TikTok ban moves closer to implementation

The House of Representatives recently passed a bill aimed at addressing concerns regarding TikTok's ownership by foreign adversaries. The bipartisan-introduced Protecting Americans From Foreign Adversary Controlled Applications Act, which has been commonly referred to as a TikTok "ban," does not outright outlaw the app but instead requires any company owned by a foreign adversary to divest or sell to a US-based company within 180 days in order to continue operating in the country.

While the bill passed in a bipartisan manner, there have been differing opinions within political parties regarding its implications. President Joe Biden has expressed his support for the legislation and has indicated that he would sign it into law if it passes in the Senate. Former President Donald Trump, on the other hand, recently voiced his opposition to the bill, despite his previous efforts to get ByteDance, TikTok's parent company, to sell the app during his presidency.

The future success of the bill in the Senate is uncertain, as several senators from both parties have raised concerns about its specificity in targeting TikTok and ByteDance. Senate Democrats have previously introduced a similar bill aimed at addressing TikTok, which may resurface in light of the current legislation moving through Congress.
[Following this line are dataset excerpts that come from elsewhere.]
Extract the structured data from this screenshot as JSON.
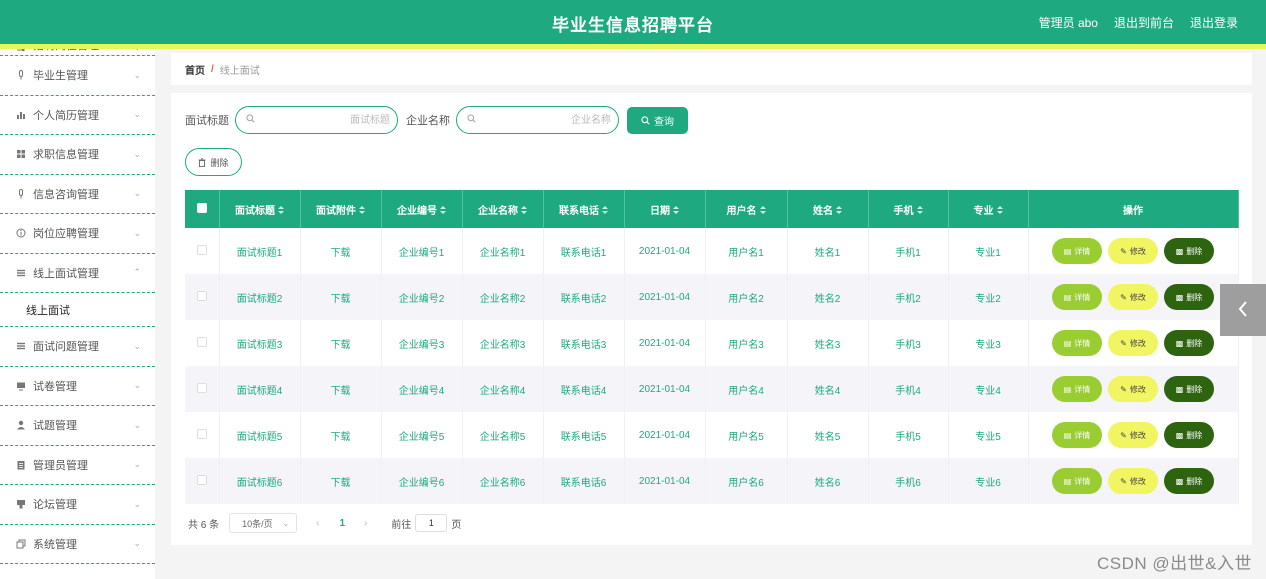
{
  "header": {
    "title": "毕业生信息招聘平台",
    "admin_label": "管理员 abo",
    "exit_front": "退出到前台",
    "logout": "退出登录"
  },
  "sidebar": {
    "items": [
      {
        "label": "招聘岗位管理",
        "icon": "sliders-icon"
      },
      {
        "label": "毕业生管理",
        "icon": "microphone-icon"
      },
      {
        "label": "个人简历管理",
        "icon": "bar-chart-icon"
      },
      {
        "label": "求职信息管理",
        "icon": "grid-icon"
      },
      {
        "label": "信息咨询管理",
        "icon": "microphone-icon"
      },
      {
        "label": "岗位应聘管理",
        "icon": "info-icon"
      },
      {
        "label": "线上面试管理",
        "icon": "list-icon",
        "expanded": true
      },
      {
        "label": "面试问题管理",
        "icon": "list-icon"
      },
      {
        "label": "试卷管理",
        "icon": "monitor-icon"
      },
      {
        "label": "试题管理",
        "icon": "user-icon"
      },
      {
        "label": "管理员管理",
        "icon": "document-icon"
      },
      {
        "label": "论坛管理",
        "icon": "forum-icon"
      },
      {
        "label": "系统管理",
        "icon": "copy-icon"
      }
    ],
    "submenu_active": "线上面试"
  },
  "breadcrumb": {
    "home": "首页",
    "separator": "/",
    "current": "线上面试"
  },
  "search": {
    "title_label": "面试标题",
    "title_placeholder": "面试标题",
    "company_label": "企业名称",
    "company_placeholder": "企业名称",
    "query_button": "查询",
    "delete_button": "删除"
  },
  "table": {
    "headers": [
      "面试标题",
      "面试附件",
      "企业编号",
      "企业名称",
      "联系电话",
      "日期",
      "用户名",
      "姓名",
      "手机",
      "专业",
      "操作"
    ],
    "rows": [
      [
        "面试标题1",
        "下载",
        "企业编号1",
        "企业名称1",
        "联系电话1",
        "2021-01-04",
        "用户名1",
        "姓名1",
        "手机1",
        "专业1"
      ],
      [
        "面试标题2",
        "下载",
        "企业编号2",
        "企业名称2",
        "联系电话2",
        "2021-01-04",
        "用户名2",
        "姓名2",
        "手机2",
        "专业2"
      ],
      [
        "面试标题3",
        "下载",
        "企业编号3",
        "企业名称3",
        "联系电话3",
        "2021-01-04",
        "用户名3",
        "姓名3",
        "手机3",
        "专业3"
      ],
      [
        "面试标题4",
        "下载",
        "企业编号4",
        "企业名称4",
        "联系电话4",
        "2021-01-04",
        "用户名4",
        "姓名4",
        "手机4",
        "专业4"
      ],
      [
        "面试标题5",
        "下载",
        "企业编号5",
        "企业名称5",
        "联系电话5",
        "2021-01-04",
        "用户名5",
        "姓名5",
        "手机5",
        "专业5"
      ],
      [
        "面试标题6",
        "下载",
        "企业编号6",
        "企业名称6",
        "联系电话6",
        "2021-01-04",
        "用户名6",
        "姓名6",
        "手机6",
        "专业6"
      ]
    ],
    "actions": {
      "detail": "详情",
      "edit": "修改",
      "delete": "删除"
    }
  },
  "pagination": {
    "total": "共 6 条",
    "page_size": "10条/页",
    "current_page": "1",
    "goto_label": "前往",
    "goto_value": "1",
    "page_suffix": "页"
  },
  "watermark": "CSDN @出世&入世",
  "colors": {
    "primary": "#1ea981",
    "accent_stripe": "#e8f55a",
    "detail": "#9acd32",
    "edit": "#f2f562",
    "delete": "#2e6410"
  }
}
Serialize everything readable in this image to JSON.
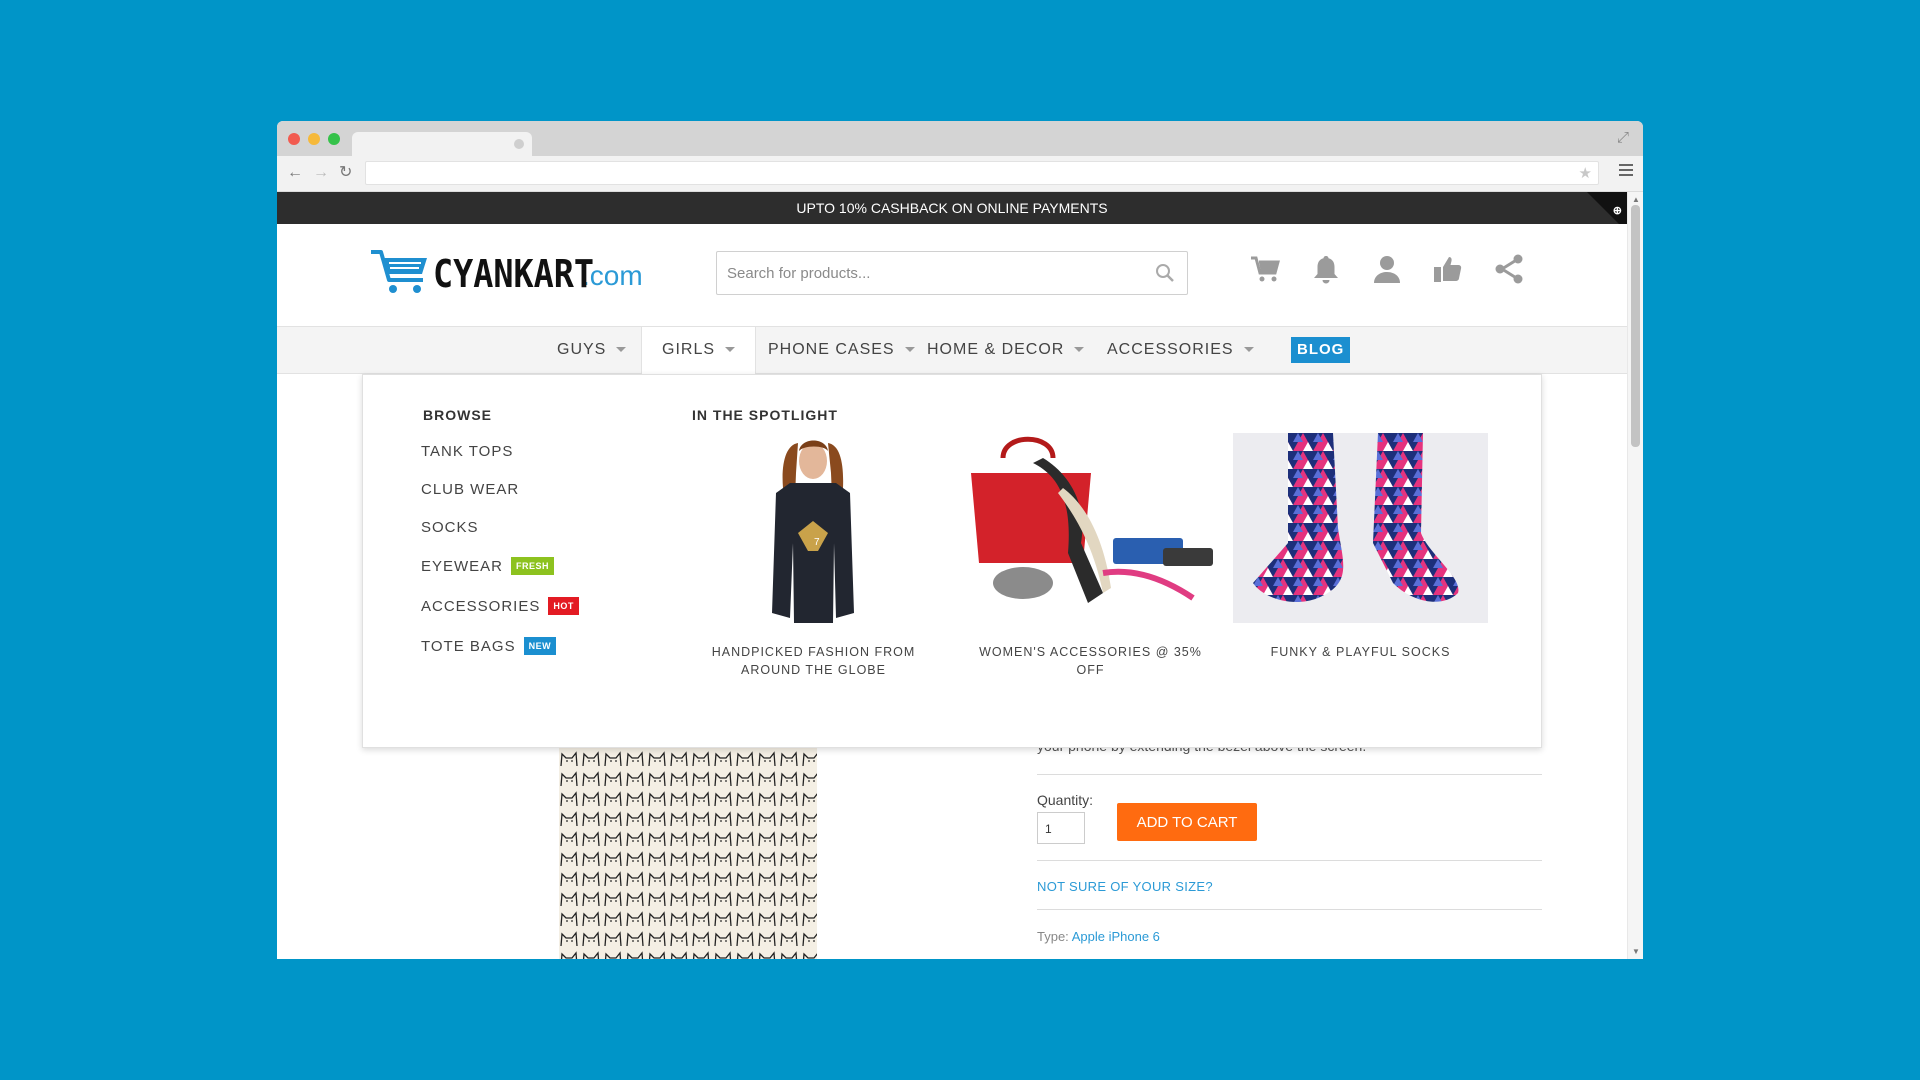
{
  "promo": {
    "text": "UPTO 10% CASHBACK ON ONLINE PAYMENTS"
  },
  "brand": {
    "name": "CYANKART",
    "suffix": ".com",
    "accent": "#2b9ad6"
  },
  "search": {
    "placeholder": "Search for products..."
  },
  "header_icons": [
    "cart-icon",
    "bell-icon",
    "user-icon",
    "thumbs-up-icon",
    "share-icon"
  ],
  "nav": {
    "items": [
      "GUYS",
      "GIRLS",
      "PHONE CASES",
      "HOME & DECOR",
      "ACCESSORIES"
    ],
    "active": "GIRLS",
    "blog": "BLOG"
  },
  "mega": {
    "browse_title": "BROWSE",
    "browse": [
      {
        "label": "TANK TOPS",
        "badge": ""
      },
      {
        "label": "CLUB WEAR",
        "badge": ""
      },
      {
        "label": "SOCKS",
        "badge": ""
      },
      {
        "label": "EYEWEAR",
        "badge": "FRESH"
      },
      {
        "label": "ACCESSORIES",
        "badge": "HOT"
      },
      {
        "label": "TOTE BAGS",
        "badge": "NEW"
      }
    ],
    "spotlight_title": "IN THE SPOTLIGHT",
    "spotlight": [
      {
        "caption": "HANDPICKED FASHION FROM AROUND THE GLOBE"
      },
      {
        "caption": "WOMEN'S ACCESSORIES @ 35% OFF"
      },
      {
        "caption": "FUNKY & PLAYFUL SOCKS"
      }
    ]
  },
  "product": {
    "description_tail": "your phone by extending the bezel above the screen.",
    "quantity_label": "Quantity:",
    "quantity_value": "1",
    "add_to_cart": "ADD TO CART",
    "size_link": "NOT SURE OF YOUR SIZE?",
    "type_label": "Type:",
    "type_value": "Apple iPhone 6"
  },
  "colors": {
    "page_bg": "#0095c8",
    "button": "#ff6b10",
    "fresh": "#8dc21f",
    "hot": "#e31b23",
    "new": "#1b8fd0"
  }
}
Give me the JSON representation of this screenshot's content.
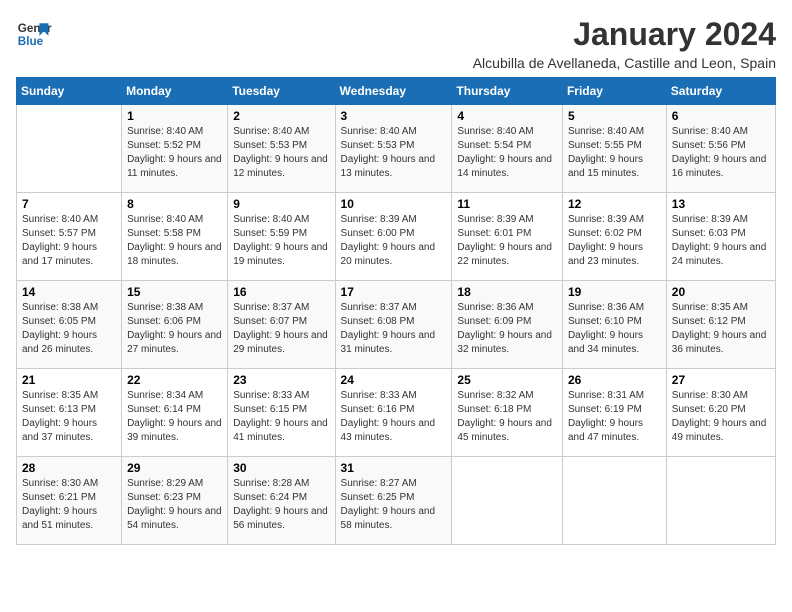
{
  "header": {
    "logo_line1": "General",
    "logo_line2": "Blue",
    "month_title": "January 2024",
    "subtitle": "Alcubilla de Avellaneda, Castille and Leon, Spain"
  },
  "days_of_week": [
    "Sunday",
    "Monday",
    "Tuesday",
    "Wednesday",
    "Thursday",
    "Friday",
    "Saturday"
  ],
  "weeks": [
    [
      {
        "day": "",
        "sunrise": "",
        "sunset": "",
        "daylight": ""
      },
      {
        "day": "1",
        "sunrise": "Sunrise: 8:40 AM",
        "sunset": "Sunset: 5:52 PM",
        "daylight": "Daylight: 9 hours and 11 minutes."
      },
      {
        "day": "2",
        "sunrise": "Sunrise: 8:40 AM",
        "sunset": "Sunset: 5:53 PM",
        "daylight": "Daylight: 9 hours and 12 minutes."
      },
      {
        "day": "3",
        "sunrise": "Sunrise: 8:40 AM",
        "sunset": "Sunset: 5:53 PM",
        "daylight": "Daylight: 9 hours and 13 minutes."
      },
      {
        "day": "4",
        "sunrise": "Sunrise: 8:40 AM",
        "sunset": "Sunset: 5:54 PM",
        "daylight": "Daylight: 9 hours and 14 minutes."
      },
      {
        "day": "5",
        "sunrise": "Sunrise: 8:40 AM",
        "sunset": "Sunset: 5:55 PM",
        "daylight": "Daylight: 9 hours and 15 minutes."
      },
      {
        "day": "6",
        "sunrise": "Sunrise: 8:40 AM",
        "sunset": "Sunset: 5:56 PM",
        "daylight": "Daylight: 9 hours and 16 minutes."
      }
    ],
    [
      {
        "day": "7",
        "sunrise": "Sunrise: 8:40 AM",
        "sunset": "Sunset: 5:57 PM",
        "daylight": "Daylight: 9 hours and 17 minutes."
      },
      {
        "day": "8",
        "sunrise": "Sunrise: 8:40 AM",
        "sunset": "Sunset: 5:58 PM",
        "daylight": "Daylight: 9 hours and 18 minutes."
      },
      {
        "day": "9",
        "sunrise": "Sunrise: 8:40 AM",
        "sunset": "Sunset: 5:59 PM",
        "daylight": "Daylight: 9 hours and 19 minutes."
      },
      {
        "day": "10",
        "sunrise": "Sunrise: 8:39 AM",
        "sunset": "Sunset: 6:00 PM",
        "daylight": "Daylight: 9 hours and 20 minutes."
      },
      {
        "day": "11",
        "sunrise": "Sunrise: 8:39 AM",
        "sunset": "Sunset: 6:01 PM",
        "daylight": "Daylight: 9 hours and 22 minutes."
      },
      {
        "day": "12",
        "sunrise": "Sunrise: 8:39 AM",
        "sunset": "Sunset: 6:02 PM",
        "daylight": "Daylight: 9 hours and 23 minutes."
      },
      {
        "day": "13",
        "sunrise": "Sunrise: 8:39 AM",
        "sunset": "Sunset: 6:03 PM",
        "daylight": "Daylight: 9 hours and 24 minutes."
      }
    ],
    [
      {
        "day": "14",
        "sunrise": "Sunrise: 8:38 AM",
        "sunset": "Sunset: 6:05 PM",
        "daylight": "Daylight: 9 hours and 26 minutes."
      },
      {
        "day": "15",
        "sunrise": "Sunrise: 8:38 AM",
        "sunset": "Sunset: 6:06 PM",
        "daylight": "Daylight: 9 hours and 27 minutes."
      },
      {
        "day": "16",
        "sunrise": "Sunrise: 8:37 AM",
        "sunset": "Sunset: 6:07 PM",
        "daylight": "Daylight: 9 hours and 29 minutes."
      },
      {
        "day": "17",
        "sunrise": "Sunrise: 8:37 AM",
        "sunset": "Sunset: 6:08 PM",
        "daylight": "Daylight: 9 hours and 31 minutes."
      },
      {
        "day": "18",
        "sunrise": "Sunrise: 8:36 AM",
        "sunset": "Sunset: 6:09 PM",
        "daylight": "Daylight: 9 hours and 32 minutes."
      },
      {
        "day": "19",
        "sunrise": "Sunrise: 8:36 AM",
        "sunset": "Sunset: 6:10 PM",
        "daylight": "Daylight: 9 hours and 34 minutes."
      },
      {
        "day": "20",
        "sunrise": "Sunrise: 8:35 AM",
        "sunset": "Sunset: 6:12 PM",
        "daylight": "Daylight: 9 hours and 36 minutes."
      }
    ],
    [
      {
        "day": "21",
        "sunrise": "Sunrise: 8:35 AM",
        "sunset": "Sunset: 6:13 PM",
        "daylight": "Daylight: 9 hours and 37 minutes."
      },
      {
        "day": "22",
        "sunrise": "Sunrise: 8:34 AM",
        "sunset": "Sunset: 6:14 PM",
        "daylight": "Daylight: 9 hours and 39 minutes."
      },
      {
        "day": "23",
        "sunrise": "Sunrise: 8:33 AM",
        "sunset": "Sunset: 6:15 PM",
        "daylight": "Daylight: 9 hours and 41 minutes."
      },
      {
        "day": "24",
        "sunrise": "Sunrise: 8:33 AM",
        "sunset": "Sunset: 6:16 PM",
        "daylight": "Daylight: 9 hours and 43 minutes."
      },
      {
        "day": "25",
        "sunrise": "Sunrise: 8:32 AM",
        "sunset": "Sunset: 6:18 PM",
        "daylight": "Daylight: 9 hours and 45 minutes."
      },
      {
        "day": "26",
        "sunrise": "Sunrise: 8:31 AM",
        "sunset": "Sunset: 6:19 PM",
        "daylight": "Daylight: 9 hours and 47 minutes."
      },
      {
        "day": "27",
        "sunrise": "Sunrise: 8:30 AM",
        "sunset": "Sunset: 6:20 PM",
        "daylight": "Daylight: 9 hours and 49 minutes."
      }
    ],
    [
      {
        "day": "28",
        "sunrise": "Sunrise: 8:30 AM",
        "sunset": "Sunset: 6:21 PM",
        "daylight": "Daylight: 9 hours and 51 minutes."
      },
      {
        "day": "29",
        "sunrise": "Sunrise: 8:29 AM",
        "sunset": "Sunset: 6:23 PM",
        "daylight": "Daylight: 9 hours and 54 minutes."
      },
      {
        "day": "30",
        "sunrise": "Sunrise: 8:28 AM",
        "sunset": "Sunset: 6:24 PM",
        "daylight": "Daylight: 9 hours and 56 minutes."
      },
      {
        "day": "31",
        "sunrise": "Sunrise: 8:27 AM",
        "sunset": "Sunset: 6:25 PM",
        "daylight": "Daylight: 9 hours and 58 minutes."
      },
      {
        "day": "",
        "sunrise": "",
        "sunset": "",
        "daylight": ""
      },
      {
        "day": "",
        "sunrise": "",
        "sunset": "",
        "daylight": ""
      },
      {
        "day": "",
        "sunrise": "",
        "sunset": "",
        "daylight": ""
      }
    ]
  ]
}
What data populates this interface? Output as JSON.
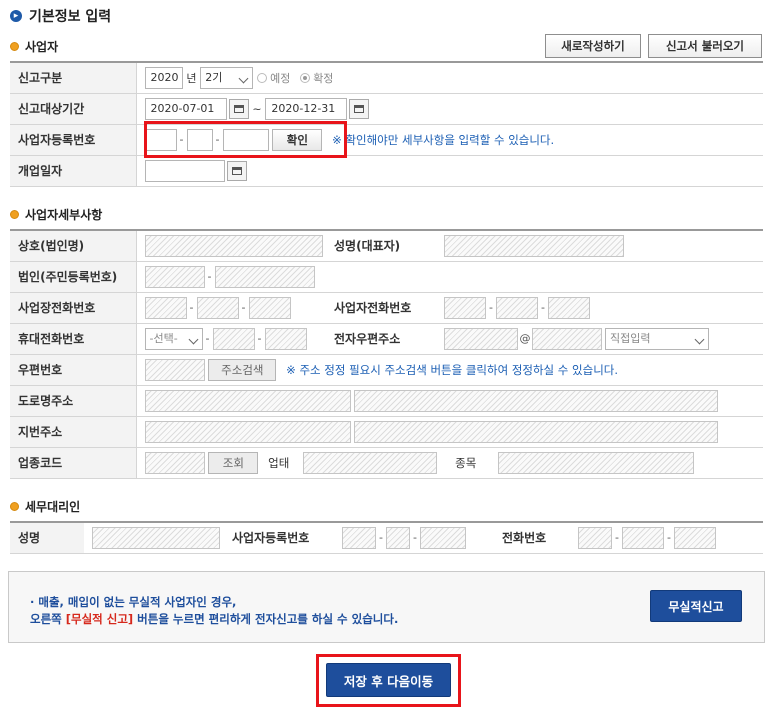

TikTok CEO Shou Chew personally lobbied against the legislation during a visit to the Capitol, while a spokesperson for the company expressed a defeatist attitude towards the bill, stating that it has a predetermined outcome of a total ban of TikTok in the US.

Overall, the passage of the bill in the House represents a significant step towards addressing national security concerns related to TikTok's ownership. The outcome of the legislation in the Senate remains uncertain, with various stakeholders expressing differing opinions on its potential impact.